The Left Is Out Of Ideas — Because All Their Old Ones Have Already Been Accepted
For the last few months the country has seemingly been paralyzed over Russian connections and conspiracies, curbing the public policy aspirations of the Trump administration. But over this period another narrative has arisen—that the Democratic Party has become the Party of “No” (demonstrations, obstruction and resistance) rather than one of ideas or a positive vision for the future. Democrats may be dwelling on Russia because they simply have nothing else to say.
Yet if one considers the official political platform of the Democratic Party just as recent as 2000, let alone other, more left-leaning institutions, the reason why the party might be in a lull for new ideas is likely because almost everything they have stood for has already been achieved:
We cannot expect our children to learn all that they need to know in classrooms that are overcrowded, with teachers that are overburdened, and with textbooks and technology that are out-of-date. We need to invest in our schools and our childrens’ futures.
Today, federal “investment” in education is 10 times higher in real terms than it was in 1965, despite math and reading achievement scores on standardized tests remaining flat. Yet the Republican Party no longer campaigns on abolishing or reducing the size of the Department of Education. Instead, their most recent legislative victory has been to massively expand it. With spending seemingly a non-starter, Republicans have pivoted to championing school choice. Democrats 1, Republicans 0.
We won the battle for increasing the minimum wage. Now we must do more.
In 2007, Congress raised the minimum wage to $7.25 an hour through the Fair Minimum Wage Act. Many states, such as Arizona, Colorado, and Connecticut, as well as numerous localities, such as Seattle and Los Angeles, have recently established even higher minimum rates. The narrative in Washington and the mainstream media has shifted to matters of a living wage, and this past year Hawaii passed a bill to establish a universal basic income in their state. There seems to be little to no push to either reduce or eliminate the minimum wage. Democrats 2, Republicans 0.
We should guarantee access to affordable health care for every child in America. We should expand coverage to working families, including more Medicaid assistance to help with the transition from welfare to work.
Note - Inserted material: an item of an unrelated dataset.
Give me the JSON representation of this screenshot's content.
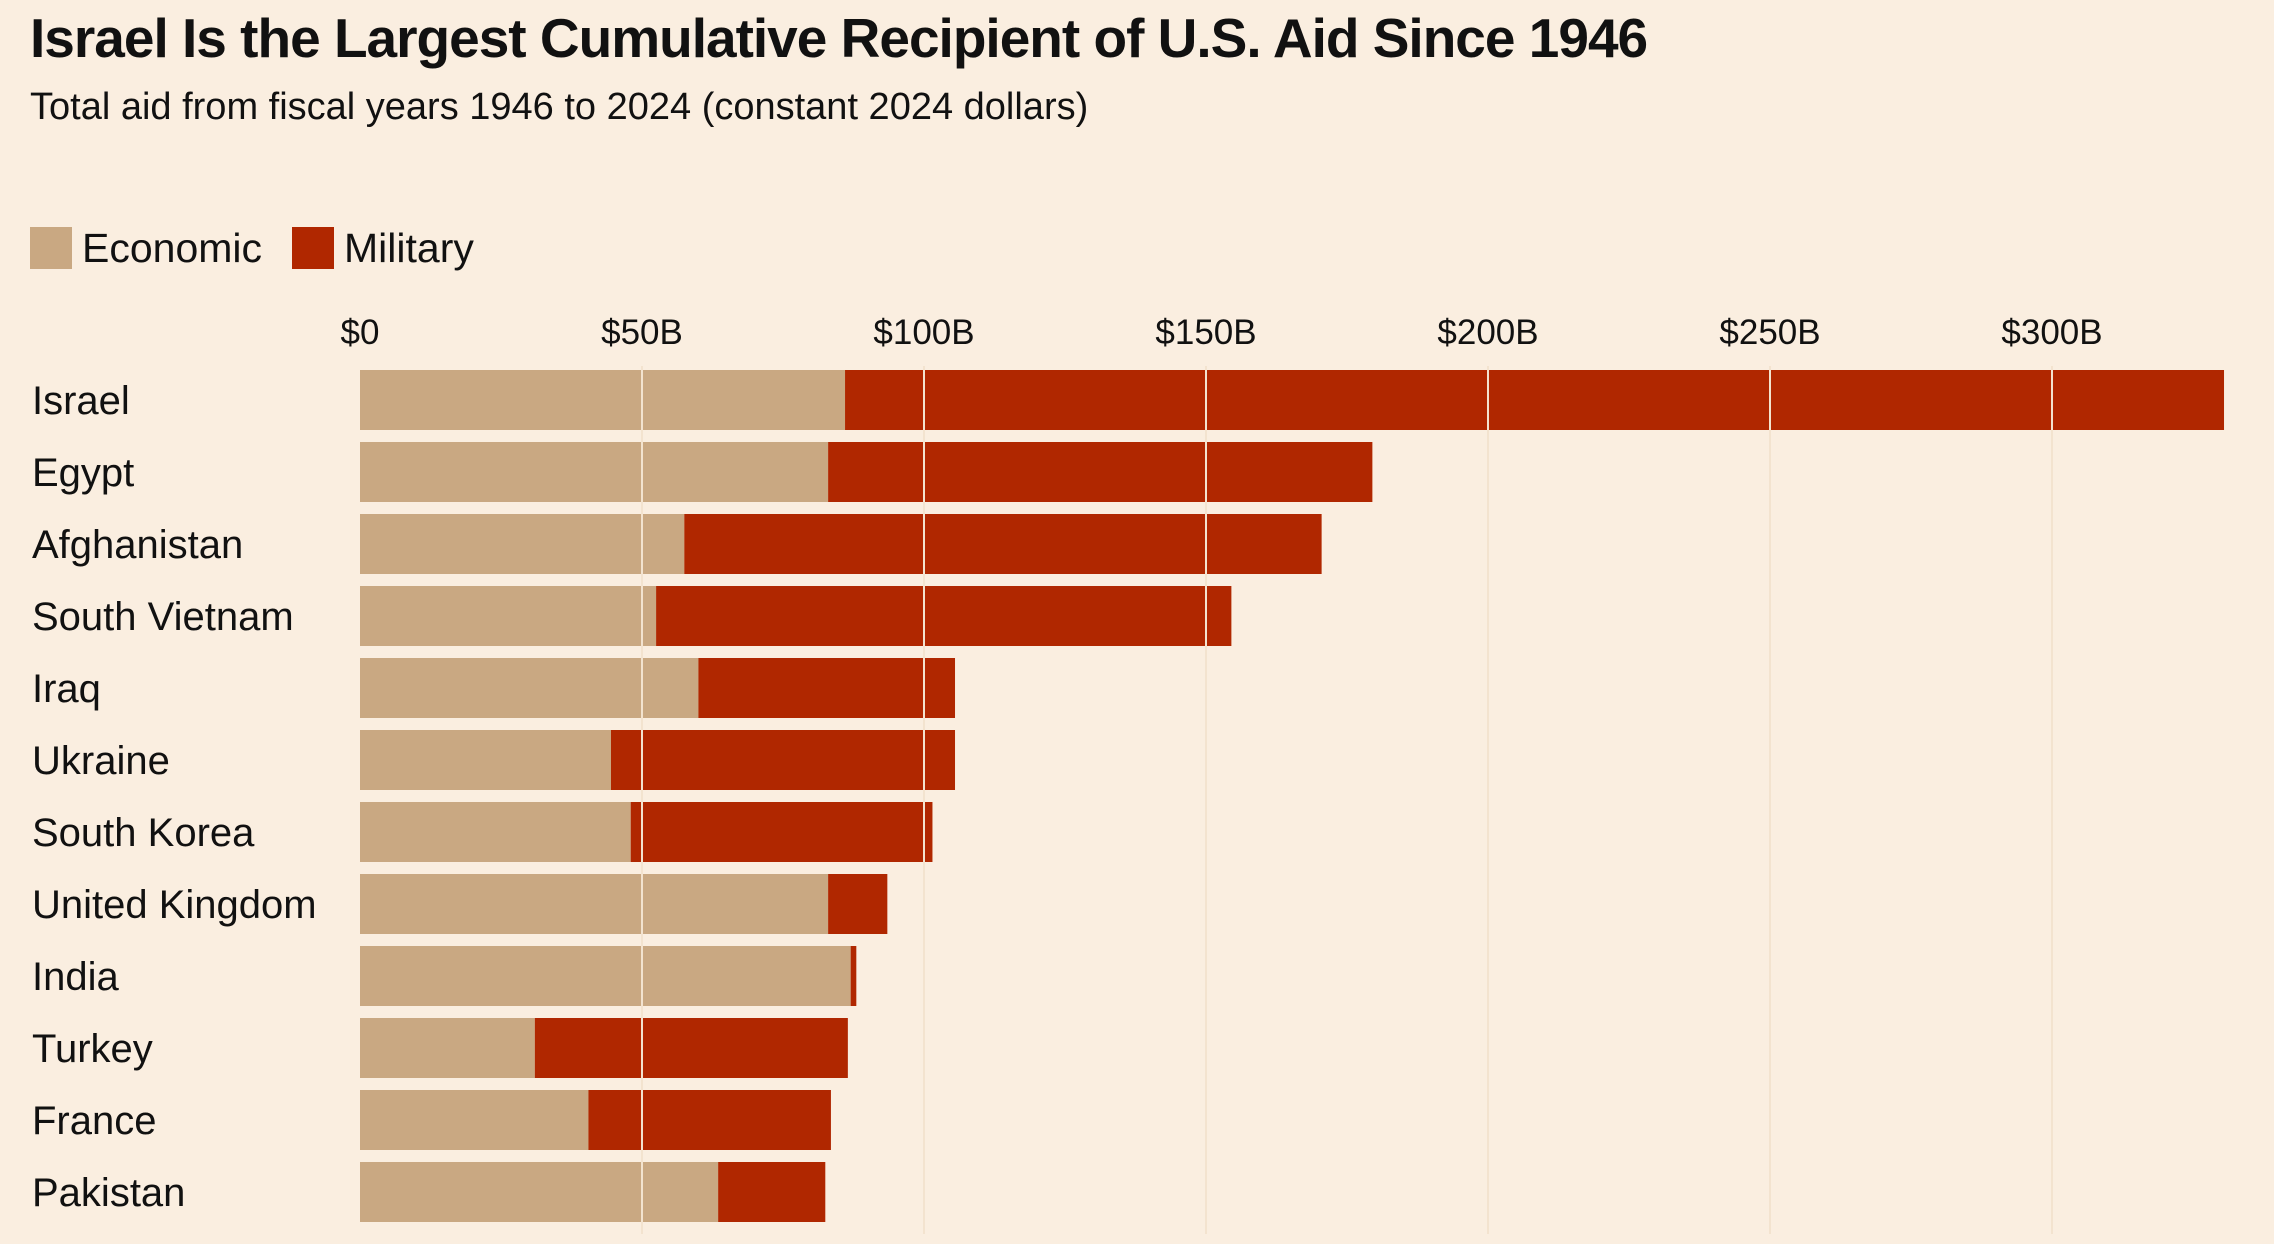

The Affordable Care Act was passed in 2010, greatly expanding Medicaid and requiring insurance companies to offer insurance to those with pre-existing conditions. Despite some major shortcomings of the program, including skyrocketing premiums and deductibles, there’s no longer any real debate among Republicans whether the government should provide subsidies or access to care. Repealing the Affordable Care Act is proving difficult this year, even with a Republican controlled Congress. With few voices pushing for market solutions in health care, the question in Washington increasingly appears to be: how quickly will the country move to universal care? Democrats 3, Republicans 0.
[Make] Social Security safe and secure for more than half a century by using the savings from our current unprecedented prosperity to strengthen the Social Security Trust Fund.
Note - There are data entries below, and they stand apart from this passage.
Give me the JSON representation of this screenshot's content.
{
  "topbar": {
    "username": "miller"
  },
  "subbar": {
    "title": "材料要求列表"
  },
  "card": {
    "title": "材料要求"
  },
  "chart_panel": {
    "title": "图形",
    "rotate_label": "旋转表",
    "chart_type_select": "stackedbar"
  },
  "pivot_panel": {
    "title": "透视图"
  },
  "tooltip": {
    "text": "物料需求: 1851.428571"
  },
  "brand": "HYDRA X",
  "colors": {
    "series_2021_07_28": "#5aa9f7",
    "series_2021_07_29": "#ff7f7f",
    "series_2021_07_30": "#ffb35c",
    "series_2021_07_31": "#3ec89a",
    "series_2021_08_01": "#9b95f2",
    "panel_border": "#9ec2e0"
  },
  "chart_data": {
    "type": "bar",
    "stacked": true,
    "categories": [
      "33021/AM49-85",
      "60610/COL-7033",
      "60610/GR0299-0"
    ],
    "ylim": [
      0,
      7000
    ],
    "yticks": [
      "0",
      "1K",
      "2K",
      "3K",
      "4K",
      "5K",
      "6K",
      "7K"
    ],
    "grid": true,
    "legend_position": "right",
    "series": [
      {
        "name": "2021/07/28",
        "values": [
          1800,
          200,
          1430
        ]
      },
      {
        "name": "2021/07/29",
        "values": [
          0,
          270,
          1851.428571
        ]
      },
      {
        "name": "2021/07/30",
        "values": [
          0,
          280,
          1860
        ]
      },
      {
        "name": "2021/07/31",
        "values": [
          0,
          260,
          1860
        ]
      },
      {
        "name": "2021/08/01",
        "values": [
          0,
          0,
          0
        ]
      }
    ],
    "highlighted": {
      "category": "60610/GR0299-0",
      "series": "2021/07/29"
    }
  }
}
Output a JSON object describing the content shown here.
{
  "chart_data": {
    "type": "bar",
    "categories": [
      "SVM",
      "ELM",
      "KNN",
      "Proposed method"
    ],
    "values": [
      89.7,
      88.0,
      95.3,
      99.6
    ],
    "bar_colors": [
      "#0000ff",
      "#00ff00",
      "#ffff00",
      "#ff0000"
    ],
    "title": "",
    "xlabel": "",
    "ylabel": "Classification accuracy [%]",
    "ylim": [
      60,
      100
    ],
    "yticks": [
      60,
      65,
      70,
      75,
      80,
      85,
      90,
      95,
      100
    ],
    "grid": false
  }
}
That is to say, resist raising the retirement age, personal accounts or benefit reduction. In effect, Democrats have been successful―Congress has done little on the matter and the default appears to be kick the can down the road. Democrats 4, Republicans 0.
In summary, the lesson is that it’s easy for free-marketers to get distracted from the big picture. The joint sum of these “achievements” can be seen, in part, by the growth of the federal government, which now accounts for 21.3 per cent of GDP, up from 17.6 per cent in 2000. Throw in political victories on hate crime legislation, protections for same-sex individuals, spending on light rail and clean energy, and it shouldn’t be a surprise that the Democratic Party is taking its time wondering what to do next.
Todd Gabel is an assistant professor of economics at the University of Texas (Arlington) and senior fellow at the Fraser Institute, a Canadian-based think-tank.